Orçamento. Sobre o orçamento da Receita Federal, o documento mostra que o valor de 2022 corresponde, em relação à média dos dez anos anteriores, corrigida pela inflação, a um corte de 62% (R$ 1,712 bi sobre R$ 4,499 bi).  Esse movimento antagoniza com o entendimento internacional consolidado de que investir nas administrações tributárias e aduaneiras é imperativo — não apenas para gerar resultados arrecadatórios, mas para sufocar condutas ilícitas.

Quadro funcional. Em relação à redução do quadro funcional, a denúncia cita que o último concurso público ocorreu em 2014, havendo uma redução nesse período de mais de 30% do quadro de Auditores Fiscais, com expectativa de perda adicional de mais 30% nos próximos cinco anos, em razão das aposentadorias e da falta de recomposição do quadro. A situação nas fronteiras é ainda mais dramática, com um quadro de menos de 50% do efetivo de dez anos atrás, que já era quantidade insuficiente.

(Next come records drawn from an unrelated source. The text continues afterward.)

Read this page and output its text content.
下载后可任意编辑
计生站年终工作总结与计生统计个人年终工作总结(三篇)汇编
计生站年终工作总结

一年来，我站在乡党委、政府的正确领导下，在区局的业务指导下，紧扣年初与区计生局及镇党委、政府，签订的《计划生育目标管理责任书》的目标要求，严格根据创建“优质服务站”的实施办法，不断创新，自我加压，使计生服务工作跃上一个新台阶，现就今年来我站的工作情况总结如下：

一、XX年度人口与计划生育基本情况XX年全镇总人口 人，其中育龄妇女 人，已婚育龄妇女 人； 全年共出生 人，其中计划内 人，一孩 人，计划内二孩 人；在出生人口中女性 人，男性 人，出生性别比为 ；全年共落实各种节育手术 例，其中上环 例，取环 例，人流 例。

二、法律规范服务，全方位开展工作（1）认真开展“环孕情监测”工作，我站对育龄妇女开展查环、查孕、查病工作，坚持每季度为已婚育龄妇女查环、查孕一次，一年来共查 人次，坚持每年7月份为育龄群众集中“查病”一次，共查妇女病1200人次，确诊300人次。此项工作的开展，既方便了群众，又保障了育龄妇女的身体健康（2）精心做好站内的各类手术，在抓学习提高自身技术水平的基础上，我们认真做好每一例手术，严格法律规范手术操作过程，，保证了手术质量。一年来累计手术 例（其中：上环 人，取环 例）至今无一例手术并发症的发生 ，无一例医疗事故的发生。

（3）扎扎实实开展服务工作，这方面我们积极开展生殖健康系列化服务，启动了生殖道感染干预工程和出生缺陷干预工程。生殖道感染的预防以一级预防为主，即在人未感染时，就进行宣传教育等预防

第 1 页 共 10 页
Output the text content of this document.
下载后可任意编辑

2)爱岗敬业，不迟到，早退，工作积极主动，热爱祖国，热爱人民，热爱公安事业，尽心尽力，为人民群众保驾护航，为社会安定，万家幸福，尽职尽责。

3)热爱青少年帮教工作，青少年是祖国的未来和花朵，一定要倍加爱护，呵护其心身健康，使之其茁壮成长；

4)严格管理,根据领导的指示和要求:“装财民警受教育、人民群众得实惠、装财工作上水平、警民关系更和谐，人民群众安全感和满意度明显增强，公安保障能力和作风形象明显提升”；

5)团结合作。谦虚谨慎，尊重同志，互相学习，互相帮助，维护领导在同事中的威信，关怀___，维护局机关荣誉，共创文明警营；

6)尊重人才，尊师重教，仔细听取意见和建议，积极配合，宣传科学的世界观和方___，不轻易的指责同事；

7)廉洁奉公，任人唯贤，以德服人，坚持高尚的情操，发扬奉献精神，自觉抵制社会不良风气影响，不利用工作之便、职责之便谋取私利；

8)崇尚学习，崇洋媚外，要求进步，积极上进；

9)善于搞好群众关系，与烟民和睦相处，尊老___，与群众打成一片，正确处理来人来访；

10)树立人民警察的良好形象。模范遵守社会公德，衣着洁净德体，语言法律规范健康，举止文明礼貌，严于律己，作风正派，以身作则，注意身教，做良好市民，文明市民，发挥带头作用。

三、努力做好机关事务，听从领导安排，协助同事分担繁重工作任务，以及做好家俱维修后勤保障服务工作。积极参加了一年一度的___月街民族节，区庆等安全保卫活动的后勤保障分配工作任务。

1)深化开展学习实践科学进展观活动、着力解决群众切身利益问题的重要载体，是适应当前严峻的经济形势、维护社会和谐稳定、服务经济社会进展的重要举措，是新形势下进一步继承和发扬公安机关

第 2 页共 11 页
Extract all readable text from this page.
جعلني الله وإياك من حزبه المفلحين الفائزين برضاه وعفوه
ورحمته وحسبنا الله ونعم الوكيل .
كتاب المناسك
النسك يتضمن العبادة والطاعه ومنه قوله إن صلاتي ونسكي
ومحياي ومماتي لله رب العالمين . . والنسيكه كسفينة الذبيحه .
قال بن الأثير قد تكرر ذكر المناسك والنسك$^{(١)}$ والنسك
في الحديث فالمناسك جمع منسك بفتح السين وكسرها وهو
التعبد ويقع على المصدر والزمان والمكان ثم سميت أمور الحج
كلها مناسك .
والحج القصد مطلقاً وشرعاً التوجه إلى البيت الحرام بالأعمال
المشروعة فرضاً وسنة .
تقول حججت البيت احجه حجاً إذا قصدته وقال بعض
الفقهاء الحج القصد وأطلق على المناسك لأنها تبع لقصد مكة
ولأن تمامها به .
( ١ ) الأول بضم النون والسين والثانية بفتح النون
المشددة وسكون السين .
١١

Consta no documento que “a fragilização do maior órgão fiscalizatório da Federação, responsável por 2/3 da arrecadação nacional, tende a estimular, como mencionado, o avolumamento e a propagação de condutas ilícitas e atividades criminosas, pondo em risco a segurança nacional e a estabilidade do Estado: descontrole do território e das fronteiras; vácuos de presença do Estado; tráfico de pessoas, armas, drogas, metais preciosos, materiais restritos, espécies protegidas etc; e, em última análise, financiamento do terrorismo e de organizações criminosas. O panorama é tão sombrio que, de maneira otimista, o país se tornará grande ponto de passagem das cadeias criminosas globais; de forma pessimista por que não, realista , hub global de práticas ilícitas.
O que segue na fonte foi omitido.